I realize that this problem has already been solved, but I got the solution in a different way and it looks a little different but plugging it in to wolfram alpha leads me to believe the previous correct solutions and this one are the same.

Background: (Note: this paragraph is how I came about the problem and you can skip it if you just want to see the answer.) This idea came up in Anthony Zee's "Quantum Field Theory in a Nutshell" book (pg 15). If you want to find certain moments of a multivariable (what is close to) Gaussian distribution, you can use a technique called Wick contraction to easily get the answer. Here is what I mean:
$$<x_i x_j> = C_{ij}$$ $$<x_i x_j x_k x_l> = C_{ij} C_{kl} + C_{il} C_{jk} + C_{ik} C_{jl}$$ $$...$$ The definition of $C$ does not matter, but we see we are basically pairing off the indices into however many different configurations we can. I was curious if there was a general formula for this, and here is how I got the answer.

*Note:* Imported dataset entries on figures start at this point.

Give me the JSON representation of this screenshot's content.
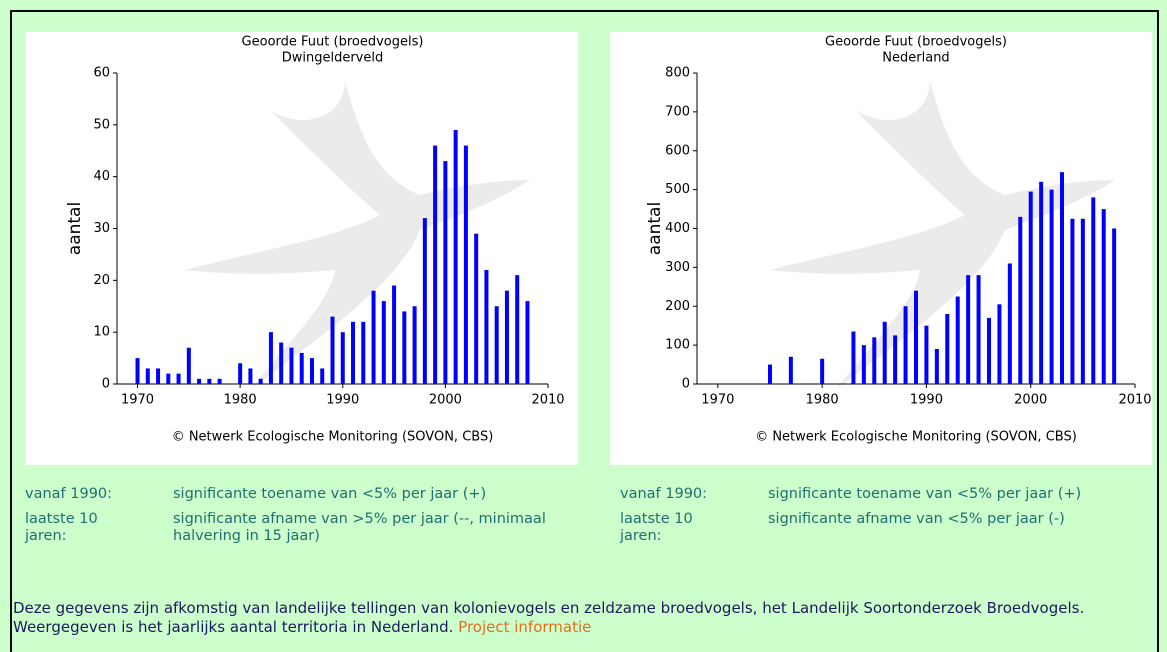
{
  "chart_data": [
    {
      "type": "bar",
      "title": "Geoorde Fuut (broedvogels)",
      "subtitle": "Dwingelderveld",
      "y_label": "aantal",
      "source": "© Netwerk Ecologische Monitoring (SOVON, CBS)",
      "color": "#0000ff",
      "x": [
        1970,
        1971,
        1972,
        1973,
        1974,
        1975,
        1976,
        1977,
        1978,
        1980,
        1981,
        1982,
        1983,
        1984,
        1985,
        1986,
        1987,
        1988,
        1989,
        1990,
        1991,
        1992,
        1993,
        1994,
        1995,
        1996,
        1997,
        1998,
        1999,
        2000,
        2001,
        2002,
        2003,
        2004,
        2005,
        2006,
        2007,
        2008
      ],
      "values": [
        5,
        3,
        3,
        2,
        2,
        7,
        1,
        1,
        1,
        4,
        3,
        1,
        10,
        8,
        7,
        6,
        5,
        3,
        13,
        10,
        12,
        12,
        18,
        16,
        19,
        14,
        15,
        32,
        46,
        43,
        49,
        46,
        29,
        22,
        15,
        18,
        21,
        16
      ],
      "xlim": [
        1968,
        2010
      ],
      "xticks": [
        1970,
        1980,
        1990,
        2000,
        2010
      ],
      "ylim": [
        0,
        60
      ],
      "yticks": [
        0,
        10,
        20,
        30,
        40,
        50,
        60
      ]
    },
    {
      "type": "bar",
      "title": "Geoorde Fuut (broedvogels)",
      "subtitle": "Nederland",
      "y_label": "aantal",
      "source": "© Netwerk Ecologische Monitoring (SOVON, CBS)",
      "color": "#0000ff",
      "x": [
        1975,
        1977,
        1980,
        1983,
        1984,
        1985,
        1986,
        1987,
        1988,
        1989,
        1990,
        1991,
        1992,
        1993,
        1994,
        1995,
        1996,
        1997,
        1998,
        1999,
        2000,
        2001,
        2002,
        2003,
        2004,
        2005,
        2006,
        2007,
        2008
      ],
      "values": [
        50,
        70,
        65,
        135,
        100,
        120,
        160,
        125,
        200,
        240,
        150,
        90,
        180,
        225,
        280,
        280,
        170,
        205,
        310,
        430,
        495,
        520,
        500,
        545,
        425,
        425,
        480,
        450,
        400
      ],
      "xlim": [
        1968,
        2010
      ],
      "xticks": [
        1970,
        1980,
        1990,
        2000,
        2010
      ],
      "ylim": [
        0,
        800
      ],
      "yticks": [
        0,
        100,
        200,
        300,
        400,
        500,
        600,
        700,
        800
      ]
    }
  ],
  "trends": [
    [
      [
        "vanaf 1990:",
        "significante toename van <5% per jaar (+)"
      ],
      [
        "laatste 10 jaren:",
        "significante afname van >5% per jaar (--, minimaal halvering in 15 jaar)"
      ]
    ],
    [
      [
        "vanaf 1990:",
        "significante toename van <5% per jaar (+)"
      ],
      [
        "laatste 10 jaren:",
        "significante afname van <5% per jaar (-)"
      ]
    ]
  ],
  "footer": {
    "text": "Deze gegevens zijn afkomstig van landelijke tellingen van kolonievogels en zeldzame broedvogels, het Landelijk Soortonderzoek Broedvogels. Weergegeven is het jaarlijks aantal territoria in Nederland.",
    "link": "Project informatie"
  }
}
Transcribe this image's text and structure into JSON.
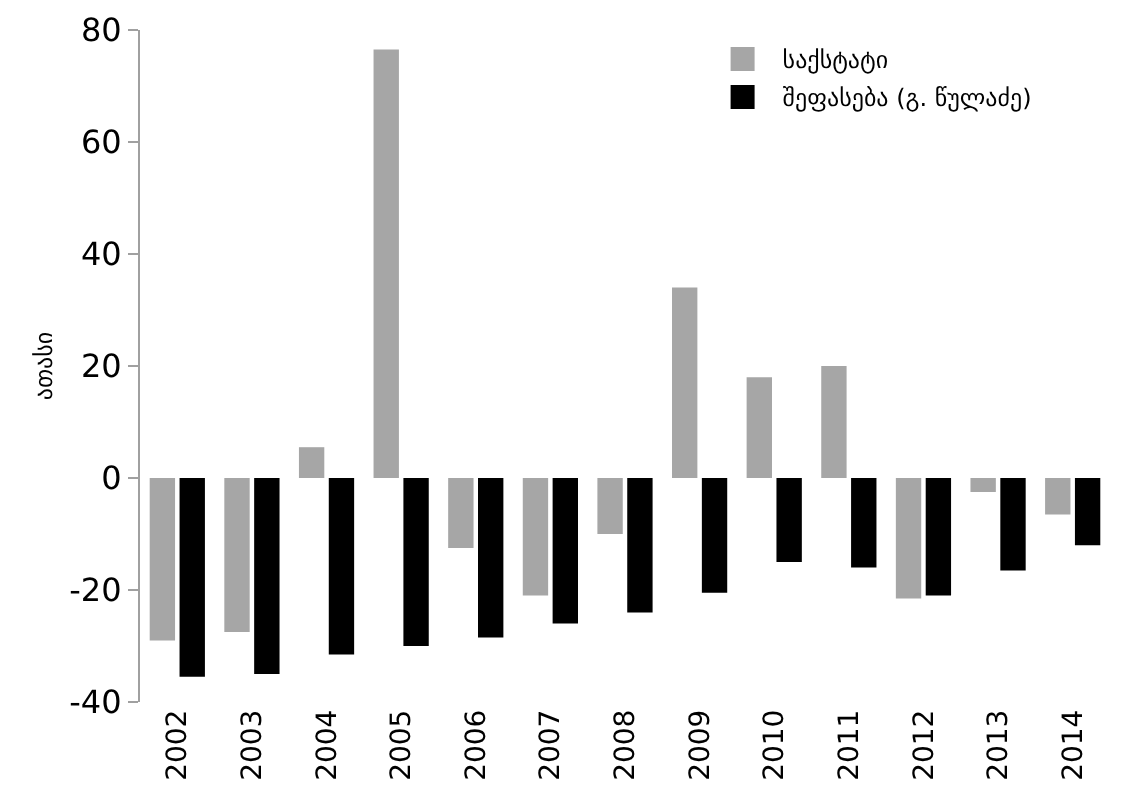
{
  "chart_data": {
    "type": "bar",
    "ylabel": "ათასი",
    "categories": [
      "2002",
      "2003",
      "2004",
      "2005",
      "2006",
      "2007",
      "2008",
      "2009",
      "2010",
      "2011",
      "2012",
      "2013",
      "2014"
    ],
    "series": [
      {
        "name": "საქსტატი",
        "color": "#a6a6a6",
        "values": [
          -29,
          -27.5,
          5.5,
          76.5,
          -12.5,
          -21,
          -10,
          34,
          18,
          20,
          -21.5,
          -2.5,
          -6.5
        ]
      },
      {
        "name": "შეფასება (გ. წულაძე)",
        "color": "#000000",
        "values": [
          -35.5,
          -35,
          -31.5,
          -30,
          -28.5,
          -26,
          -24,
          -20.5,
          -15,
          -16,
          -21,
          -16.5,
          -12
        ]
      }
    ],
    "ylim": [
      -40,
      80
    ],
    "yticks": [
      -40,
      -20,
      0,
      20,
      40,
      60,
      80
    ],
    "grid": false,
    "legend": "top right"
  }
}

Answer: The case of 4 indices is easy because you can just list them out like I did above--there are three. Now say we have six indices: {i, j, k, l, m, n}. Consider pairing off the first two indices to {i, j}. Now there are four more indices left to pair off, but we already know there are three different configurations for four indices. I.e. for the initial pairing of {i, j}, there are 3 "sub-configurations." Now notice there are 5 different starting pairs: {i, j}, {i, k}, {i, l}, {i, m}, {i, n}. So 6 indices gives us 5 x 3 = 15 different pairings. If you go to 8 indices, there are 7 different starting pairs which would each leave 6 indices left, which we just found out has 15 options. Therefore you have 7 x 5 x 3 options. Continuing this logic, you can see we clearly have the following:
4 indices: 3
6 indices: 5 x 3
8 indices: 7 x 5 x 3
10 indices: 9 x 7 x 5 x 3
...
Or more concisely (2n-1)!! different pairings (where !! is the double factorial).